The AAUP polled more than 270 chief academic officers and found more than 92% of institutions permit faculty to stop the clock regardless of their gender. Typically, professors stop the clock and delay tenure reviews so that they can have children or care for family members. Policies not specific to gender recognize “that partners can be coequal caretakers of newborn or newly adopted children,” the faculty organization said.

Dive Insight:

A fixture of AAUP tenets adopted in 1940 is a probationary period, a set number of years before colleges consider granting a faculty member tenure.

This length of time varies by institution. The AAUP’s new survey found the average period is 5.7 years, closely matching the roughly six years the 1940 principles recommend.

However, most colleges allow faculty to “stop the clock” during this period, effectively extending the probation before they’re evaluated for tenure. Professors don’t necessarily have to take leaves of absence during this time.

Faculty can stop the clock for any number of reasons — frequently childbirth or adoption, but also family care. Many respondents in the AAUP survey indicated their colleges give opportunities to negotiate stopping the clock for unspecified reasons.

A slightly higher share of public institutions, nearly 85%, allow postponement of tenure reviews than private colleges, at almost 81%, according to the survey.

All of the respondents at large colleges, defined as enrolling more than 5,000 students, reported their institutions allowed for stopping the clock. That compares to about 82% of medium-sized institutions and nearly 75% of small colleges. Medium-sized institutions were defined as enrolling between 2,000 students and 5,000 students and small ones as enrolling fewer than 2,000 students.

The survey also explored the share of institutions with tenure quotas, which set the percentage of faculty that can be tenured at any given time. Less than 10% of institutions had these quotas, which are an idea dating back to 1970s-era attempts to ensure colleges had financial flexibility.

It also asked about post-tenure reviews, which allow for faculty to be reevaluated after they’re awarded tenure.

The AAUP generally opposes post-tenure reviews, arguing the practice defeats tenure’s purpose of job security that ensures professors won’t be fired for researching and espousing unpopular views. A footnote in the survey references new tenure policies at the University System of Georgia, which the AAUP censured in March.
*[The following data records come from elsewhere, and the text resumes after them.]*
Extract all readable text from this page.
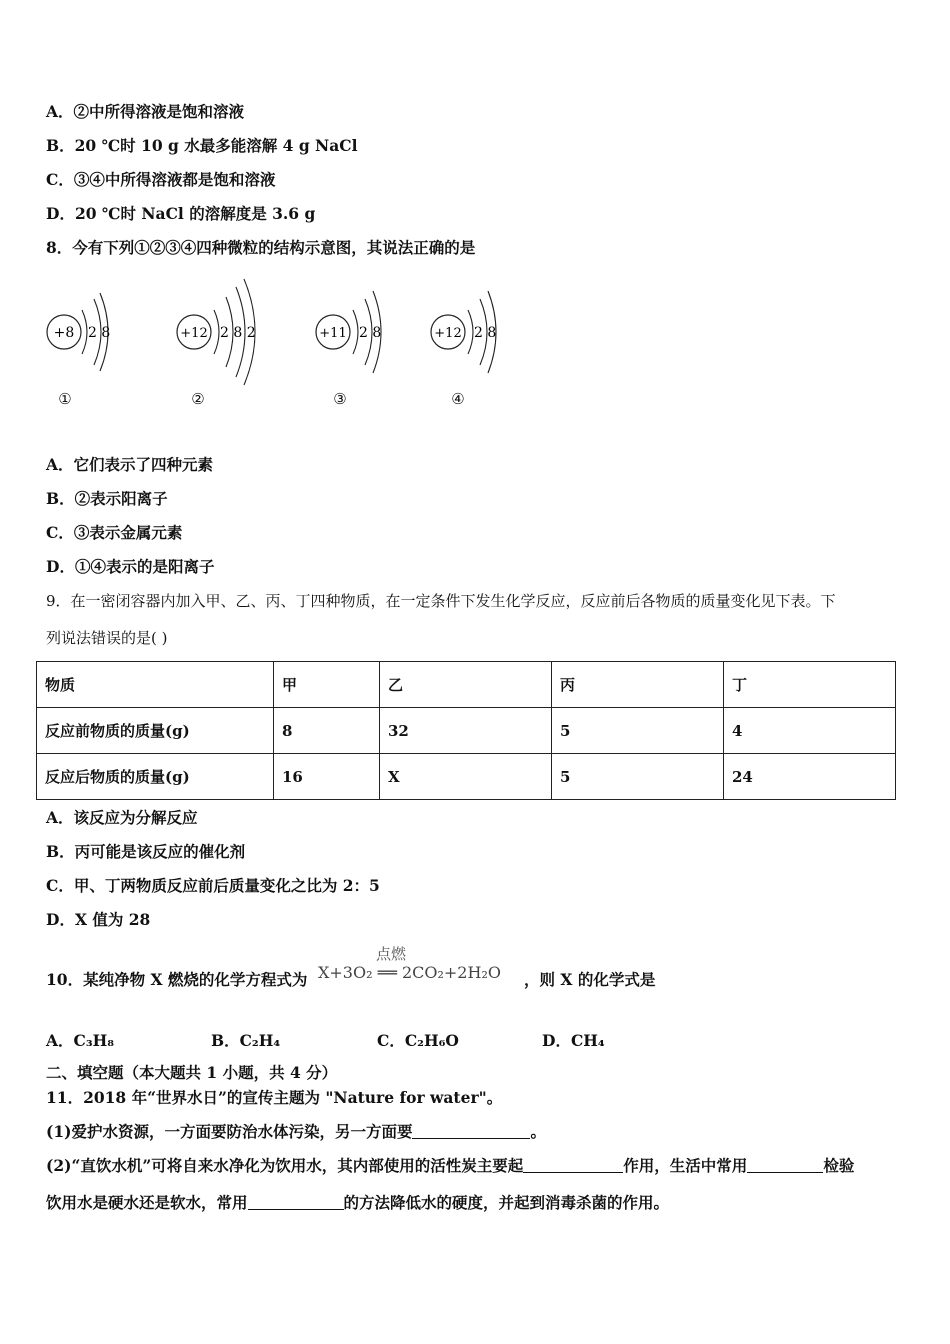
A．②中所得溶液是饱和溶液
B．20 ℃时 10 g 水最多能溶解 4 g NaCl
C．③④中所得溶液都是饱和溶液
D．20 ℃时 NaCl 的溶解度是 3.6 g
8．今有下列①②③④四种微粒的结构示意图，其说法正确的是
+8 2 8
①
+12 2 8 2
②
+11 2 8
③
+12 2 8
④
A．它们表示了四种元素
B．②表示阳离子
C．③表示金属元素
D．①④表示的是阳离子
9．在一密闭容器内加入甲、乙、丙、丁四种物质，在一定条件下发生化学反应，反应前后各物质的质量变化见下表。下
列说法错误的是( )
物质	甲	乙	丙	丁
反应前物质的质量(g)	8	32	5	4
反应后物质的质量(g)	16	X	5	24
A．该反应为分解反应
B．丙可能是该反应的催化剂
C．甲、丁两物质反应前后质量变化之比为 2：5
D．X 值为 28
10．某纯净物 X 燃烧的化学方程式为
点燃
X+3O₂ ══ 2CO₂+2H₂O ，则 X 的化学式是
A．C₃H₈	B．C₂H₄	C．C₂H₆O	D．CH₄
二、填空题（本大题共 1 小题，共 4 分）
11．2018 年“世界水日”的宣传主题为 "Nature for water"。
(1)爱护水资源，一方面要防治水体污染，另一方面要	。
(2)“直饮水机”可将自来水净化为饮用水，其内部使用的活性炭主要起	作用，生活中常用	检验
饮用水是硬水还是软水，常用	的方法降低水的硬度，并起到消毒杀菌的作用。
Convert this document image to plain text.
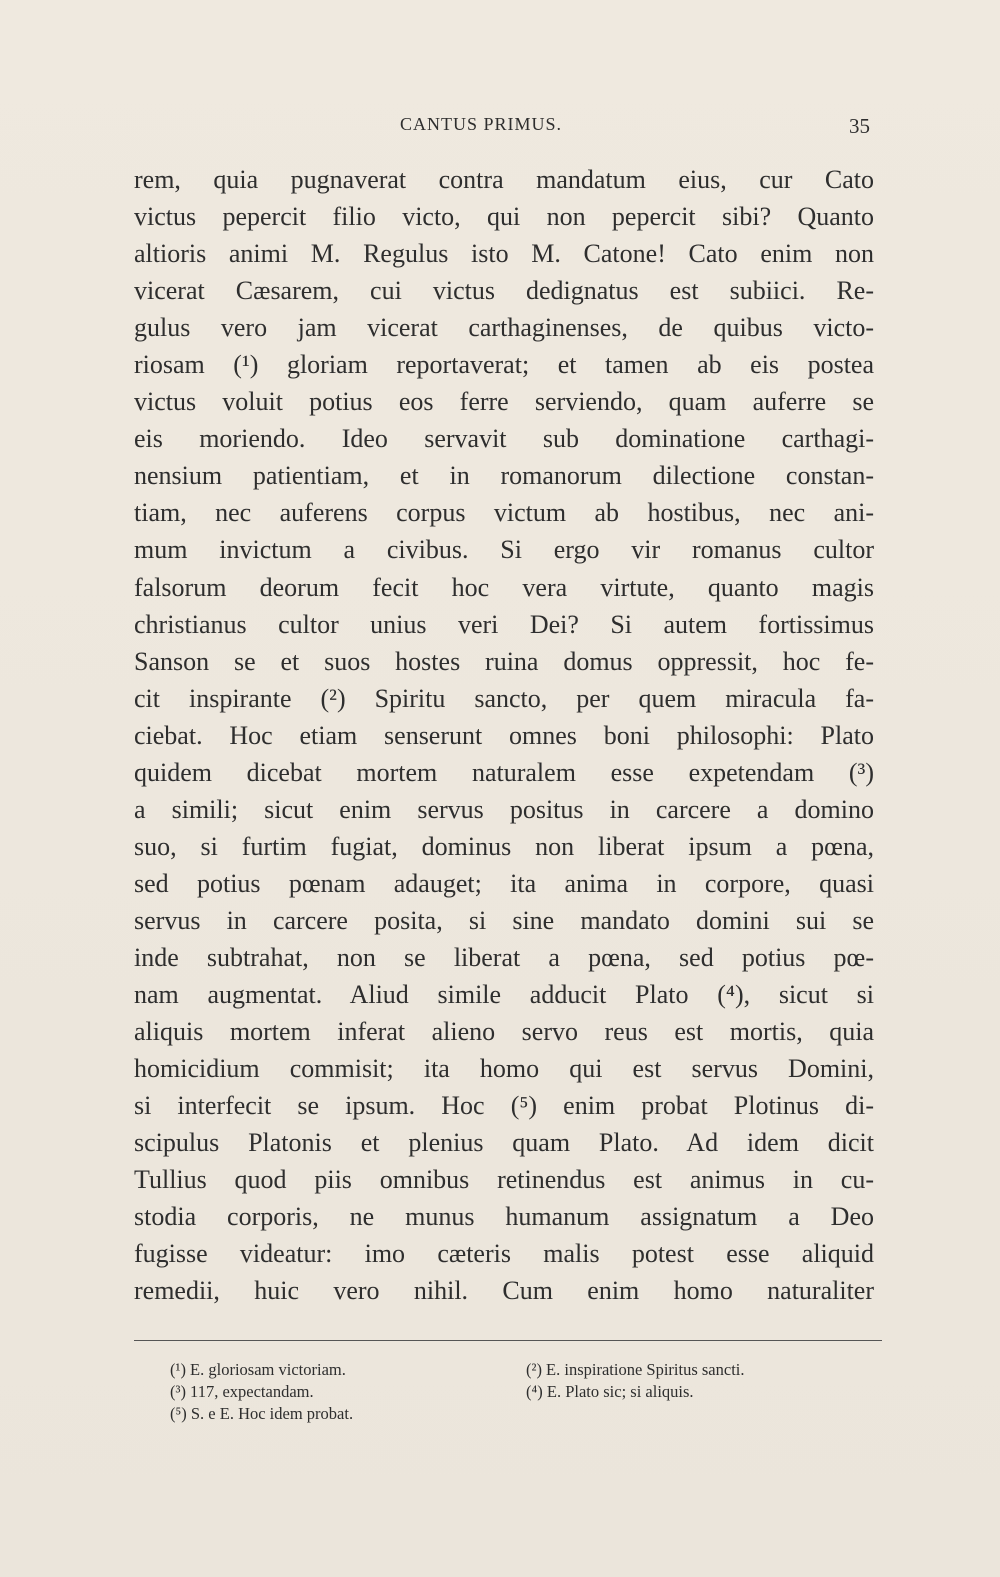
CANTUS PRIMUS.	35
rem, quia pugnaverat contra mandatum eius, cur Cato
victus pepercit filio victo, qui non pepercit sibi? Quanto
altioris animi M. Regulus isto M. Catone! Cato enim non
vicerat Cæsarem, cui victus dedignatus est subiici. Re-
gulus vero jam vicerat carthaginenses, de quibus victo-
riosam (¹) gloriam reportaverat; et tamen ab eis postea
victus voluit potius eos ferre serviendo, quam auferre se
eis moriendo. Ideo servavit sub dominatione carthagi-
nensium patientiam, et in romanorum dilectione constan-
tiam, nec auferens corpus victum ab hostibus, nec ani-
mum invictum a civibus. Si ergo vir romanus cultor
falsorum deorum fecit hoc vera virtute, quanto magis
christianus cultor unius veri Dei? Si autem fortissimus
Sanson se et suos hostes ruina domus oppressit, hoc fe-
cit inspirante (²) Spiritu sancto, per quem miracula fa-
ciebat. Hoc etiam senserunt omnes boni philosophi: Plato
quidem dicebat mortem naturalem esse expetendam (³)
a simili; sicut enim servus positus in carcere a domino
suo, si furtim fugiat, dominus non liberat ipsum a pœna,
sed potius pœnam adauget; ita anima in corpore, quasi
servus in carcere posita, si sine mandato domini sui se
inde subtrahat, non se liberat a pœna, sed potius pœ-
nam augmentat. Aliud simile adducit Plato (⁴), sicut si
aliquis mortem inferat alieno servo reus est mortis, quia
homicidium commisit; ita homo qui est servus Domini,
si interfecit se ipsum. Hoc (⁵) enim probat Plotinus di-
scipulus Platonis et plenius quam Plato. Ad idem dicit
Tullius quod piis omnibus retinendus est animus in cu-
stodia corporis, ne munus humanum assignatum a Deo
fugisse videatur: imo cæteris malis potest esse aliquid
remedii, huic vero nihil. Cum enim homo naturaliter
(¹) E. gloriosam victoriam.	(²) E. inspiratione Spiritus sancti.
(³) 117, expectandam.	(⁴) E. Plato sic; si aliquis.
(⁵) S. e E. Hoc idem probat.
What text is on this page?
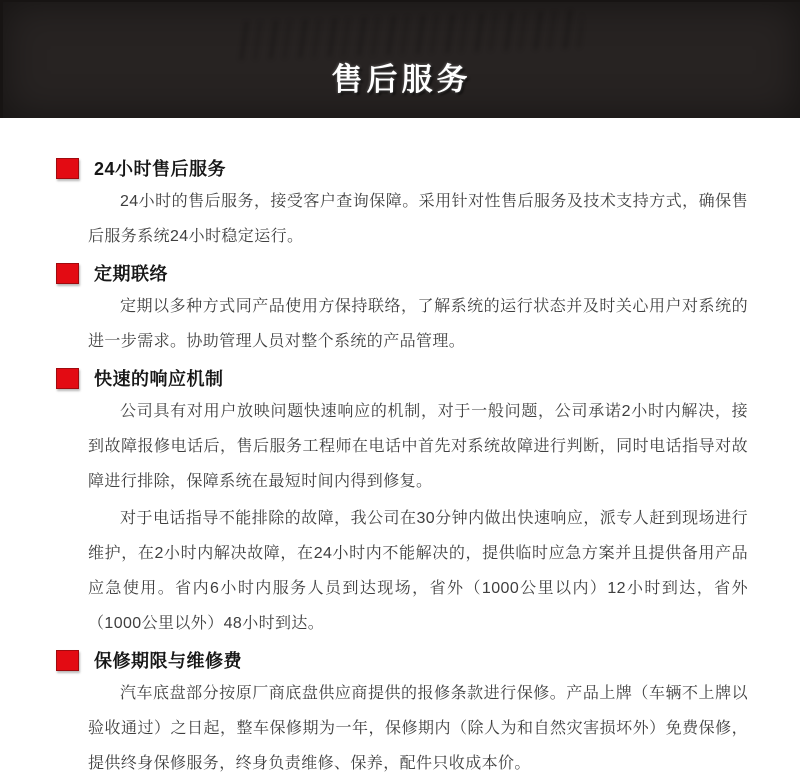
售后服务
24小时售后服务

24小时的售后服务，接受客户查询保障。采用针对性售后服务及技术支持方式，确保售后服务系统24小时稳定运行。

定期联络

定期以多种方式同产品使用方保持联络，了解系统的运行状态并及时关心用户对系统的进一步需求。协助管理人员对整个系统的产品管理。

快速的响应机制

公司具有对用户放映问题快速响应的机制，对于一般问题，公司承诺2小时内解决，接到故障报修电话后，售后服务工程师在电话中首先对系统故障进行判断，同时电话指导对故障进行排除，保障系统在最短时间内得到修复。

对于电话指导不能排除的故障，我公司在30分钟内做出快速响应，派专人赶到现场进行维护，在2小时内解决故障，在24小时内不能解决的，提供临时应急方案并且提供备用产品应急使用。省内6小时内服务人员到达现场，省外（1000公里以内）12小时到达，省外（1000公里以外）48小时到达。

保修期限与维修费

汽车底盘部分按原厂商底盘供应商提供的报修条款进行保修。产品上牌（车辆不上牌以验收通过）之日起，整车保修期为一年，保修期内（除人为和自然灾害损坏外）免费保修，提供终身保修服务，终身负责维修、保养，配件只收成本价。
The Georgia system’s new rules give institutions license to fire poor-performing tenured professors without an adjudicative hearing before a faculty panel.

Nearly 60% of institutions have post-tenure reviews, according to the AAUP survey. They are more common at public colleges — 68% of which have post-tenure reviews — than at private institutions, about half of which reported having these evaluations.

The AAUP survey also delved into what it characterized as a threat to tenure — the replacement of tenure tracks with contingent appointments. Contingent faculty include those who work full time but are not on the tenure track, as well as part-time and graduate student employees.

The faculty group found that more than half of institutions at some point in the last five years had replaced a tenure-line position with a contingent one.

As of 2015, contingent faculty comprised 70% of the academic labor force, according to separate AAUP findings. That’s up from 55% in 1975.